5) Should we learn to use multibyte versions of strings functions instead of the usual non multibyte string functions, as shown in http://php.net/manual/en/ref.mbstring.php ? that means taking all the typed code, and replace the function for the sake of easy reusability...
6) When using utf8mb4_unicode
(or a variation of this) on mysql columns, what is the maximal VARCHAR()
size possible? Apparently 255 is not an option.

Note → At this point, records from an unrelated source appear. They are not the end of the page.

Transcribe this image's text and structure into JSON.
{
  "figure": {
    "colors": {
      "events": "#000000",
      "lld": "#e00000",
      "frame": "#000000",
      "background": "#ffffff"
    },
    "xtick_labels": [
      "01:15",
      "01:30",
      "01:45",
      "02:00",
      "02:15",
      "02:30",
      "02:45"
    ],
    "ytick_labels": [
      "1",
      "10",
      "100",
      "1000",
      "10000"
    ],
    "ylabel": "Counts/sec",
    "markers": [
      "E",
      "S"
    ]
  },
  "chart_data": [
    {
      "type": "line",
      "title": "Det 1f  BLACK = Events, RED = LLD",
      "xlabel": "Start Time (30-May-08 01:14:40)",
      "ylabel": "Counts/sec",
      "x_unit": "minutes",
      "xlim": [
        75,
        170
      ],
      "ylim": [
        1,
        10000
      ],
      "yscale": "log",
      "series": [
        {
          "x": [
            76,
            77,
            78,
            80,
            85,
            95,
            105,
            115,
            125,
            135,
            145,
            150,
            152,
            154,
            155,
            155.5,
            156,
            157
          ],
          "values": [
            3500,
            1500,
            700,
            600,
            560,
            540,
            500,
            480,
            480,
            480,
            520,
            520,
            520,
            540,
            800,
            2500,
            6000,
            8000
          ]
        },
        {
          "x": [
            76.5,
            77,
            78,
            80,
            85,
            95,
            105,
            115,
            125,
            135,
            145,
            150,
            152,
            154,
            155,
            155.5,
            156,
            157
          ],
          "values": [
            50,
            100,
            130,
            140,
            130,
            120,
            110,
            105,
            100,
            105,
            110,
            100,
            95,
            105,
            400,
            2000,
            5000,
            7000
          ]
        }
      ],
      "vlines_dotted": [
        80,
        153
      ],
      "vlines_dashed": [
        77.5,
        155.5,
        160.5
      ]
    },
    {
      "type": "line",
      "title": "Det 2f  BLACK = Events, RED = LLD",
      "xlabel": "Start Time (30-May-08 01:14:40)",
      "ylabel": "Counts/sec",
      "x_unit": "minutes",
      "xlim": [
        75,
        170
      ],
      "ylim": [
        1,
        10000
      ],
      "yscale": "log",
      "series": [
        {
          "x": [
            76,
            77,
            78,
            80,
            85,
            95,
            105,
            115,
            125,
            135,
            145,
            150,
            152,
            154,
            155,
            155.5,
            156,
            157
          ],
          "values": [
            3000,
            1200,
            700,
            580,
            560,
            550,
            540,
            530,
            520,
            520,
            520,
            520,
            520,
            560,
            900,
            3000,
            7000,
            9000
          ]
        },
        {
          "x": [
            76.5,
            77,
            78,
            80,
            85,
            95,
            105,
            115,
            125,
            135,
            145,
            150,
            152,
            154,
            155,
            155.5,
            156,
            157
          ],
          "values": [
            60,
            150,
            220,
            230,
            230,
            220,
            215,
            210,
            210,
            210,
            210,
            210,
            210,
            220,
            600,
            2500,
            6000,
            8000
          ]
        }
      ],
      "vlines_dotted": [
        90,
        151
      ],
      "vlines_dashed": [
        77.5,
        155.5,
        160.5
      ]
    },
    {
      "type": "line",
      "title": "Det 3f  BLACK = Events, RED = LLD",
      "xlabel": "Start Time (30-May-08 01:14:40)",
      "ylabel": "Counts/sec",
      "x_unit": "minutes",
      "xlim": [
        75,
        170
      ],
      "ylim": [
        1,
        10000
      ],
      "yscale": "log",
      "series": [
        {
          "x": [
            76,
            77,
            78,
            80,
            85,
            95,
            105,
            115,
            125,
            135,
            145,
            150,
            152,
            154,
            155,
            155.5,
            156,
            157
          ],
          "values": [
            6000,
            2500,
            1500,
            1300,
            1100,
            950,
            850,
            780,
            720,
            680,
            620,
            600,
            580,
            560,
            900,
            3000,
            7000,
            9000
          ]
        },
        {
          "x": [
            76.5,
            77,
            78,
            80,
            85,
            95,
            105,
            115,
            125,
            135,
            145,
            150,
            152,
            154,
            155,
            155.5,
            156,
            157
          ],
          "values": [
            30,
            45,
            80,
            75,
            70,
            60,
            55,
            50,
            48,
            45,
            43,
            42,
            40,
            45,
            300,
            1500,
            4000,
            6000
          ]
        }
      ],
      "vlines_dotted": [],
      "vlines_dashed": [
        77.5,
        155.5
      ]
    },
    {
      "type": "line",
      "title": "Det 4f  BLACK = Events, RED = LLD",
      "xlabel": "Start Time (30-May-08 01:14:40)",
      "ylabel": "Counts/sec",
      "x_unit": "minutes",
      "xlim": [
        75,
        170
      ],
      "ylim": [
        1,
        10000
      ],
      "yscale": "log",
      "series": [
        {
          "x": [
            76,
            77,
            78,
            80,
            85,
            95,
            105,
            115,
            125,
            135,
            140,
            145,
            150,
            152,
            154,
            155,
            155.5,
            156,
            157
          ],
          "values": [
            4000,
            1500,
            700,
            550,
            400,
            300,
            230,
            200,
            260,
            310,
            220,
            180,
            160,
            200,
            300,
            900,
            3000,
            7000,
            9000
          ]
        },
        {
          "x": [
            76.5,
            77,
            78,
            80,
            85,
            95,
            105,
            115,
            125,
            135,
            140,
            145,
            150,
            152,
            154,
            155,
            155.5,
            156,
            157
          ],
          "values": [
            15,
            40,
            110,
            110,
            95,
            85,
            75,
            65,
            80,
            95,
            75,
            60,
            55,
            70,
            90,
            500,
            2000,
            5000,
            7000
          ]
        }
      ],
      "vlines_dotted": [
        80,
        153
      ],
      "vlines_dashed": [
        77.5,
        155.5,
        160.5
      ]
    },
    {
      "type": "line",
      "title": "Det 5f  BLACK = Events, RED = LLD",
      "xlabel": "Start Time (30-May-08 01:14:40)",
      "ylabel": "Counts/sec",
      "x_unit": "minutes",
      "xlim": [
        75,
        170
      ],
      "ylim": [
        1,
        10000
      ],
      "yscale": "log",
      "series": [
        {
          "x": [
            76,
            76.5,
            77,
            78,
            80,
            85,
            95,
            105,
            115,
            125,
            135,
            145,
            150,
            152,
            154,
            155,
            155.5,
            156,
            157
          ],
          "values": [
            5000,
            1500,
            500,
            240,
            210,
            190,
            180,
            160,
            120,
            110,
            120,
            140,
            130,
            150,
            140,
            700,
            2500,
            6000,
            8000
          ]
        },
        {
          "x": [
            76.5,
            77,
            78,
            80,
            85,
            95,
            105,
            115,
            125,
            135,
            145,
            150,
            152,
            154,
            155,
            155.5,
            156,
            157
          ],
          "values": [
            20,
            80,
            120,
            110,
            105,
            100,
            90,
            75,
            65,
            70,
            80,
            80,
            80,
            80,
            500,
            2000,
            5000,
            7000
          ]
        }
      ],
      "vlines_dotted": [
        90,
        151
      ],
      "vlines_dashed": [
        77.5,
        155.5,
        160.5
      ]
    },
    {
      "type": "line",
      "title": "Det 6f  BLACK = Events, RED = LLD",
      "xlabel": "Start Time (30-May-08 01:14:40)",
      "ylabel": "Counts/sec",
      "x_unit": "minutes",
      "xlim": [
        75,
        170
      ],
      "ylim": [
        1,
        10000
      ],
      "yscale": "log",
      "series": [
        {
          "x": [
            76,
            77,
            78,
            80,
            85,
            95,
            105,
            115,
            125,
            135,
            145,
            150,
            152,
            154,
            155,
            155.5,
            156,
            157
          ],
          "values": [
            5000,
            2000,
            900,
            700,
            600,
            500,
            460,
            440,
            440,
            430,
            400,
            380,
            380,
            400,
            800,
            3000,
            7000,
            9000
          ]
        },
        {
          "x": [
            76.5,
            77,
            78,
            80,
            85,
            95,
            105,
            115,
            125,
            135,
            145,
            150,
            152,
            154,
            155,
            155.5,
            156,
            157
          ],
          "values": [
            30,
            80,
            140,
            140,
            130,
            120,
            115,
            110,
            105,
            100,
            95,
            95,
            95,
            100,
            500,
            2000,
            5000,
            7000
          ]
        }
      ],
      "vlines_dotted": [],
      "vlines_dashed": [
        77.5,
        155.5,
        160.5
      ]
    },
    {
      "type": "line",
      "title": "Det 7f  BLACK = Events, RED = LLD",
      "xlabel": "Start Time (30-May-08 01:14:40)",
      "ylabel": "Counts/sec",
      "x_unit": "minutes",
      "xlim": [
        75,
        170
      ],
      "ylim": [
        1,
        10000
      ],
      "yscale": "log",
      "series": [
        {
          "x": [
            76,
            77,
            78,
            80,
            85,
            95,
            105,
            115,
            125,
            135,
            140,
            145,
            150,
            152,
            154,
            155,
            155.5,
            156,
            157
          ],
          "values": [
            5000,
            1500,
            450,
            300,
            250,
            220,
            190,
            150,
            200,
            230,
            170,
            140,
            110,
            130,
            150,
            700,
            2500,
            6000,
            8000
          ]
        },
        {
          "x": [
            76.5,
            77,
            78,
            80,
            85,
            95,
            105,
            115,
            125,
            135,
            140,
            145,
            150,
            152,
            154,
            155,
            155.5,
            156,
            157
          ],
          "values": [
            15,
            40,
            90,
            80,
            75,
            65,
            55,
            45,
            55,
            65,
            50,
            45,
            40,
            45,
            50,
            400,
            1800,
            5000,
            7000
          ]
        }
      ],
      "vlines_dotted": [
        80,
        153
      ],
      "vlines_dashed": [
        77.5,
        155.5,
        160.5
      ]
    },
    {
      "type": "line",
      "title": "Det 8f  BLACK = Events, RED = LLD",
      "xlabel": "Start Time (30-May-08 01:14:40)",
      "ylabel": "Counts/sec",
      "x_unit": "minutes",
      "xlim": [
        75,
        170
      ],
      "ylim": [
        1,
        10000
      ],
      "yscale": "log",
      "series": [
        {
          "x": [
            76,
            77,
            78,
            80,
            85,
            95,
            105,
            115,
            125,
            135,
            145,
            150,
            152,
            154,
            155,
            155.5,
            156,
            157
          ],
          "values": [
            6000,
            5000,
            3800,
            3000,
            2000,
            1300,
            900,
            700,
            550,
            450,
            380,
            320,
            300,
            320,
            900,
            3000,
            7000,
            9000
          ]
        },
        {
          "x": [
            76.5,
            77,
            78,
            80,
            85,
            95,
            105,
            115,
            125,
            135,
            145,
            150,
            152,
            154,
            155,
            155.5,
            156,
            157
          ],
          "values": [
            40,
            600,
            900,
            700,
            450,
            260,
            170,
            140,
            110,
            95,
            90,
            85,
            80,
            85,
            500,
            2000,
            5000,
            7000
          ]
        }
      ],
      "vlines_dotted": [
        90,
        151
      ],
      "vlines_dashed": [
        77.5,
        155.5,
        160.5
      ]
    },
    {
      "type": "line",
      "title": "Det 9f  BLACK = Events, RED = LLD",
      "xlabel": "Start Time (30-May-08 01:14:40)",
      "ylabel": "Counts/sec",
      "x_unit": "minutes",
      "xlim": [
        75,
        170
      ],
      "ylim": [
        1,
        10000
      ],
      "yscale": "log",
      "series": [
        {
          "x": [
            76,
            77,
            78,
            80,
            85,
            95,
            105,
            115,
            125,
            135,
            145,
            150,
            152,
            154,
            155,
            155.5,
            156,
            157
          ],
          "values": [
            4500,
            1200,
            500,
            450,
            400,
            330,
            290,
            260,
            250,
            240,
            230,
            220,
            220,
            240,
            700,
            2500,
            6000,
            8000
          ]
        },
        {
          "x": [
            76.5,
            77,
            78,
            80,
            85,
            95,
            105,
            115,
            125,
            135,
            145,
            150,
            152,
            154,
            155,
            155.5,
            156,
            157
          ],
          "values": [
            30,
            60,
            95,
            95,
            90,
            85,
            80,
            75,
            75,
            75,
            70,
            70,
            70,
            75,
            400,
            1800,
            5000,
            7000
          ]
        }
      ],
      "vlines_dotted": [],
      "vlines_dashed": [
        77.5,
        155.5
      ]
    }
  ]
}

I'm also wary about performances when the field is part of an index.
7) Always regarding good enough performance in order to apply the best practice, can you please confirm (or correct) that the following is a proper way to handle encoding in a php/mysql environment, or if an element is missing; always being up to date with the software is not listed, as it is common sense.
- Mysql: use of
utf8mb4_unicode_520_ci
as collation by default, and on every column that can contain anything other than numbers, dates or times. - Web Page: use of
<meta charset="UTF-8">
by default. - PHP Server: use of the extension
mbstring
and its Multibyte Support parameter enabled.default_charset=UTF-8
in php.ini. - PHP Script: use of
mb_internal_encoding('UTF-8');
followed bymb_http_output('UTF-8');
on every .php pages, at the very beginning after the php tag<?php
. (Can't this be setup as default in php?) - PDO: use of the parameter
charset=utf8mb4
when creating a new PDO object. - Text Editor: If using Notepad++, using "Encode in UTF-8" parameter from the very beginning, for every pages regardless of the extension.
Hoping for this thread to be the last and most comprehensive place to learn about the best encoding practices, with acceptable performance, in a php/sql environment.